Il Consiglio di Amministrazione di Snam, riunitosi sotto la presidenza di Alessandro Zehentner, ha approvato il rinnovo annuale del Programma Euro Medium Term Notes (EMTN), attivo dal 2012 e concepito come strumento flessibile per raccogliere risorse finanziarie sul mercato a condizioni competitive.

Il piano autorizza l’emissione, entro il 2 ottobre 2026, di uno o più prestiti obbligazionari fino a un importo massimo di 3,3 miliardi di euro, incrementabile in caso di rimborsi di obbligazioni già in circolazione nello stesso periodo. I titoli saranno collocati presso investitori istituzionali, con la possibilità di quotazione sia su mercati regolamentati che non regolamentati. In ogni caso, la società ha stabilito un limite massimo di 15 miliardi di euro complessivi per le obbligazioni in circolazione nell’ambito del Programma.

Il rinnovo conferma l’impegno del gruppo a mantenere una struttura finanziaria efficiente e coerente con le proprie strategie industriali. Dal 2012 a oggi, Snam ha già collocato prestiti obbligazionari per circa 11,7 miliardi di euro, sfruttando il Programma EMTN come leva chiave della propria politica di funding.

Sul piano regolatorio, il Programma potrà essere sottoposto alle autorizzazioni della CONSOB o della CSSF (Commission de Surveillance du Secteur Financier), a seconda della tipologia di collocamento e delle scelte operative della società.

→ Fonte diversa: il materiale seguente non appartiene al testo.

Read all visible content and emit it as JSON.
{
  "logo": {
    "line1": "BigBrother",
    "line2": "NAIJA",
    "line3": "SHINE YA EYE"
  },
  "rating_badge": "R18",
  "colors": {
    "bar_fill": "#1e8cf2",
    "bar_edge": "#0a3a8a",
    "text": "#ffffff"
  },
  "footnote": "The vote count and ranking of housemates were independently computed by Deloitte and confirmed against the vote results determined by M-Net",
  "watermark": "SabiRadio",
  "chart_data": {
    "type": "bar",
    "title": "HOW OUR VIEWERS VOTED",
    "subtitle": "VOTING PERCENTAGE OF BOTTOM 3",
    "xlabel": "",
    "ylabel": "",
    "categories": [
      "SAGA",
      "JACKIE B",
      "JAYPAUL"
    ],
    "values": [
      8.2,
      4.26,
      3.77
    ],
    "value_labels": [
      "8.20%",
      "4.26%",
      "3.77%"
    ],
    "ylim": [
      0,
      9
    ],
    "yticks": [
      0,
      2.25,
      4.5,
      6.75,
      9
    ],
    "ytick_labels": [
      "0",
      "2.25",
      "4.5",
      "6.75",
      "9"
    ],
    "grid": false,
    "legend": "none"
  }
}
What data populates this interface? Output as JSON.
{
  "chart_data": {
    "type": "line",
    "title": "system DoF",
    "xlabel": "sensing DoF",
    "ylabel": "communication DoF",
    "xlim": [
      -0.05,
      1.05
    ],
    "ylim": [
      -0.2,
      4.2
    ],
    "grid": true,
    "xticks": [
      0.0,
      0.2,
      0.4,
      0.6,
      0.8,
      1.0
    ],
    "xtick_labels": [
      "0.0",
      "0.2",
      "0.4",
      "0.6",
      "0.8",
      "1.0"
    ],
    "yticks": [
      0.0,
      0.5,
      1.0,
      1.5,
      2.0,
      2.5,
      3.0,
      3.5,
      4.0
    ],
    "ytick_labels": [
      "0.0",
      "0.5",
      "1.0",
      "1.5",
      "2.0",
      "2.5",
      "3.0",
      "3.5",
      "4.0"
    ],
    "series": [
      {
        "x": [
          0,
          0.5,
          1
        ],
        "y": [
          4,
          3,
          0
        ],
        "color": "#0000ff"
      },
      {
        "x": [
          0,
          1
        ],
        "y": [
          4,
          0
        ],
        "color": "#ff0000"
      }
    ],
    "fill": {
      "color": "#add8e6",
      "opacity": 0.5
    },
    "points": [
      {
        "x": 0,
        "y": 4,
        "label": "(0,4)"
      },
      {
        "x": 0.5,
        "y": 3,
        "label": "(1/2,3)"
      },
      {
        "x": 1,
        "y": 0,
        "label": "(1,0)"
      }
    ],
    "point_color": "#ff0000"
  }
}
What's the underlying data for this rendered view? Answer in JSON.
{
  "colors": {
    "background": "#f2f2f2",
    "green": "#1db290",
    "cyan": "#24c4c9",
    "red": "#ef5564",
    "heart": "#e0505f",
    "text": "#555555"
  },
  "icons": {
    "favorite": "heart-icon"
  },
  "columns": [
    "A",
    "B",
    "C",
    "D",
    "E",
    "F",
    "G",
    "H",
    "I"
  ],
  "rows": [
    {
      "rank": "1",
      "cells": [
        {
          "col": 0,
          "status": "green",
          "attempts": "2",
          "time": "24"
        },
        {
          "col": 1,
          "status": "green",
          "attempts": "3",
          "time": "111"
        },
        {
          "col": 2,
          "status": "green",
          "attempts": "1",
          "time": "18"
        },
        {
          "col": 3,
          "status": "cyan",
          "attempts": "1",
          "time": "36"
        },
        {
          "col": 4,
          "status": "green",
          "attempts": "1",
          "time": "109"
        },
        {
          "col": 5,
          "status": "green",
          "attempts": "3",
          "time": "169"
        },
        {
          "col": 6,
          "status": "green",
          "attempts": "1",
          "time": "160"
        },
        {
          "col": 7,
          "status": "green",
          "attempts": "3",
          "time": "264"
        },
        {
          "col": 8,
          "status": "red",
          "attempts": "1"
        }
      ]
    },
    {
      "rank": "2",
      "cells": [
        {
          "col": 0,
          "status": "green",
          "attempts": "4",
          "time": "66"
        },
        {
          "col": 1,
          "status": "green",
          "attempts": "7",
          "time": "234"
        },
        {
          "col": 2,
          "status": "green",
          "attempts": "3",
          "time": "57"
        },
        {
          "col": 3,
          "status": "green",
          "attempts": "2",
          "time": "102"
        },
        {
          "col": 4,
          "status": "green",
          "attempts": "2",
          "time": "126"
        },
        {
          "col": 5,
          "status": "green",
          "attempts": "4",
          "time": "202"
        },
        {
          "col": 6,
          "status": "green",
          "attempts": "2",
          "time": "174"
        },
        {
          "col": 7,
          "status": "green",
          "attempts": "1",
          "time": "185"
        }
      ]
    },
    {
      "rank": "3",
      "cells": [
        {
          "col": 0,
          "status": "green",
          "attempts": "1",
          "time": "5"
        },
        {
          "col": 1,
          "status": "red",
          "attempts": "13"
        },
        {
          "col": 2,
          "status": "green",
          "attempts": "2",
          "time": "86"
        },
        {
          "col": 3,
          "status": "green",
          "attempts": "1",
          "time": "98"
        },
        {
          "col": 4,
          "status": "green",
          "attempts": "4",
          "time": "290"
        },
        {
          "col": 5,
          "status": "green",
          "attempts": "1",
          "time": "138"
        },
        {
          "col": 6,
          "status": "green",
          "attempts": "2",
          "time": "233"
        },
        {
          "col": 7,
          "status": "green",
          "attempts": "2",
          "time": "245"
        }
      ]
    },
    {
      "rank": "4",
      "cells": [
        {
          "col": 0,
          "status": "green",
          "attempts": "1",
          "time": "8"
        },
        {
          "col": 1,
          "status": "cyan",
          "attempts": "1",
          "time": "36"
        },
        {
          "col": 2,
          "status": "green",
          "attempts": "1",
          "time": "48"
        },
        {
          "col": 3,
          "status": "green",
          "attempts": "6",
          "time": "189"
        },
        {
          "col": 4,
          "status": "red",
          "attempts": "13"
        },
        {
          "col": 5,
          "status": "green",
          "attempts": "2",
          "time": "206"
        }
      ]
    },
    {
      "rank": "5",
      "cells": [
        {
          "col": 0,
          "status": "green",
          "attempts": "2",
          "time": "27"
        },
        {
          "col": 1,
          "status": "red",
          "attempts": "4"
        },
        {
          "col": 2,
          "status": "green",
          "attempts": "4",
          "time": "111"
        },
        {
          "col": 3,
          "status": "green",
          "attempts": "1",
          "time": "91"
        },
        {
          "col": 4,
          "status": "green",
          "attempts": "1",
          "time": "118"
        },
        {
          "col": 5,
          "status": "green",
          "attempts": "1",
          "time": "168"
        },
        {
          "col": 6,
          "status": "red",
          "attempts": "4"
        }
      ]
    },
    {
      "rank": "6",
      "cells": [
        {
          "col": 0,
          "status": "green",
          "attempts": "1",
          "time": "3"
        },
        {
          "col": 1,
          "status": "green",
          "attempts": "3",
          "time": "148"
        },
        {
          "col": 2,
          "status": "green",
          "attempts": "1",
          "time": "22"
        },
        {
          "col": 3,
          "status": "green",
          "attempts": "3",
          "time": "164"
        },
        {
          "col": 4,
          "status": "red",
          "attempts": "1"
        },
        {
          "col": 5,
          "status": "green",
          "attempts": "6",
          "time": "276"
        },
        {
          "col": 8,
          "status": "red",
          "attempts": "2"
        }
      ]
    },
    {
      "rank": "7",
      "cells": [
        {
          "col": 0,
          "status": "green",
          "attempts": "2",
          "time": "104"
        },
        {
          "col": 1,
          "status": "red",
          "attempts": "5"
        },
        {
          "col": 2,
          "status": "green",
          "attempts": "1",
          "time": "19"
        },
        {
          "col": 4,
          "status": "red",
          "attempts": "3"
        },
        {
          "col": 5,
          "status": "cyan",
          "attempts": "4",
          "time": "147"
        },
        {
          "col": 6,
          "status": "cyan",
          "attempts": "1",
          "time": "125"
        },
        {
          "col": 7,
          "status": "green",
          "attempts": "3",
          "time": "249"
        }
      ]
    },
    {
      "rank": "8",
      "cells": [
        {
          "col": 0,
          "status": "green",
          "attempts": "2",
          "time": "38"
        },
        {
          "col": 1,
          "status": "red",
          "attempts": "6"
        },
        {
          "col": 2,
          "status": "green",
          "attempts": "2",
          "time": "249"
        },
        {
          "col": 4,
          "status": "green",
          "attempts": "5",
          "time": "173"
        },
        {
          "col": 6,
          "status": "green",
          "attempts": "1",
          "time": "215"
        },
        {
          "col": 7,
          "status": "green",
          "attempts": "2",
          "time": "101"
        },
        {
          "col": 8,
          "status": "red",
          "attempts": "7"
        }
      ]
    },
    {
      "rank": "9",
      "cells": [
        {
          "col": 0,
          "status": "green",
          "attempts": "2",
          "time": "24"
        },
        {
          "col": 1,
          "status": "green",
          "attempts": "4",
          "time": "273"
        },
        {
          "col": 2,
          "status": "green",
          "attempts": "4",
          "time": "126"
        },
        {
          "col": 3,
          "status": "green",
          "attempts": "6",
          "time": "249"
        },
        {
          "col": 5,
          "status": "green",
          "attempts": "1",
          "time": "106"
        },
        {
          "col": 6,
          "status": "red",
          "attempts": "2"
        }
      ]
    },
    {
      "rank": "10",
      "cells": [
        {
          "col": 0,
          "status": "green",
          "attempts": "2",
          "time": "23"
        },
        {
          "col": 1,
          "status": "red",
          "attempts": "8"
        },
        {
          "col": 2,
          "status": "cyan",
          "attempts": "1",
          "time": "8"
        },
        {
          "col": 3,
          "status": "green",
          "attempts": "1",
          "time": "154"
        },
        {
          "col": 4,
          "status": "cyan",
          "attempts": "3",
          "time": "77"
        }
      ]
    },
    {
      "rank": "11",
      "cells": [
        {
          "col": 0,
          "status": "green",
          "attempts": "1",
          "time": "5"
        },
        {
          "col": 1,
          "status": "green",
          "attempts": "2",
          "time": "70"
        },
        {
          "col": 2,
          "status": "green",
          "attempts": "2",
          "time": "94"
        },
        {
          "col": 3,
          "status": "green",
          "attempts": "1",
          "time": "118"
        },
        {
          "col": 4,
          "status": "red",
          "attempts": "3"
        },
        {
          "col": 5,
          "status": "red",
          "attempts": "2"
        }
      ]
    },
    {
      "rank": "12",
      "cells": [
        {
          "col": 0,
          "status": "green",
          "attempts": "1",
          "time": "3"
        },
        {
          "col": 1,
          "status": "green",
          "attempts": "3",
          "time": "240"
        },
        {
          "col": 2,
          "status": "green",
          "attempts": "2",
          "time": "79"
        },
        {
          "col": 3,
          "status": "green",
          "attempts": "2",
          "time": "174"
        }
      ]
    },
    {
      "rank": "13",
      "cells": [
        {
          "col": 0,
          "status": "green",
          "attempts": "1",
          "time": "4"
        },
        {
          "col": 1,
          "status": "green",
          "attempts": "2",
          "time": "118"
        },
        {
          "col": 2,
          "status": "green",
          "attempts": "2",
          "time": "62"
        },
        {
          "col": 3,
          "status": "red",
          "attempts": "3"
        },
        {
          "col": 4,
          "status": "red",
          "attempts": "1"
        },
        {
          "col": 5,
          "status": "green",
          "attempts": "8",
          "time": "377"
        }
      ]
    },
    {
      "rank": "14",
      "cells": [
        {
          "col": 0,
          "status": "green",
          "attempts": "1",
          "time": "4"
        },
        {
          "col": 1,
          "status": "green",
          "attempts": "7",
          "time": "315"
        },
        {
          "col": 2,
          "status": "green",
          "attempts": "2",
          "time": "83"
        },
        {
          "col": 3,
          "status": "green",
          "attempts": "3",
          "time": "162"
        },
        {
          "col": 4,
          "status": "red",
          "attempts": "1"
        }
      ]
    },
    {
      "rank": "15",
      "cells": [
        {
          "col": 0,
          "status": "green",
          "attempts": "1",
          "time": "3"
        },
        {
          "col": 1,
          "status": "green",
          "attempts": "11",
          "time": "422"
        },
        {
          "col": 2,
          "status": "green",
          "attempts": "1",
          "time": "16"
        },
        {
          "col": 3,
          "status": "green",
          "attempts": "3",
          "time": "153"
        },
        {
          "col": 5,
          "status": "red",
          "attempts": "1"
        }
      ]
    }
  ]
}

Particolare rilievo assume l’orientamento alla finanza sostenibile, coerente con gli obiettivi dichiarati di neutralità carbonica al 2040 per le emissioni Scope 1 e 2 e di Net Zero al 2050 per tutte le emissioni, incluse le Scope 3. I proventi delle emissioni potranno infatti essere destinati sia al finanziamento generale delle attività aziendali, attraverso Sustainability-Linked Bonds, sia a progetti specifici tramite Green Bonds conformi alla Tassonomia UE. In questa direzione, Snam punta a raggiungere entro il 2029 il traguardo del 90% di finanza sostenibile sul totale delle proprie emissioni obbligazionarie.

La strategia del gruppo mostra quindi una doppia finalità: rafforzare il proprio profilo finanziario e, al contempo, allinearsi alle richieste degli investitori istituzionali sempre più attenti a criteri ESG, consolidando la reputazione di Snam come uno dei principali player europei nella transizione energetica.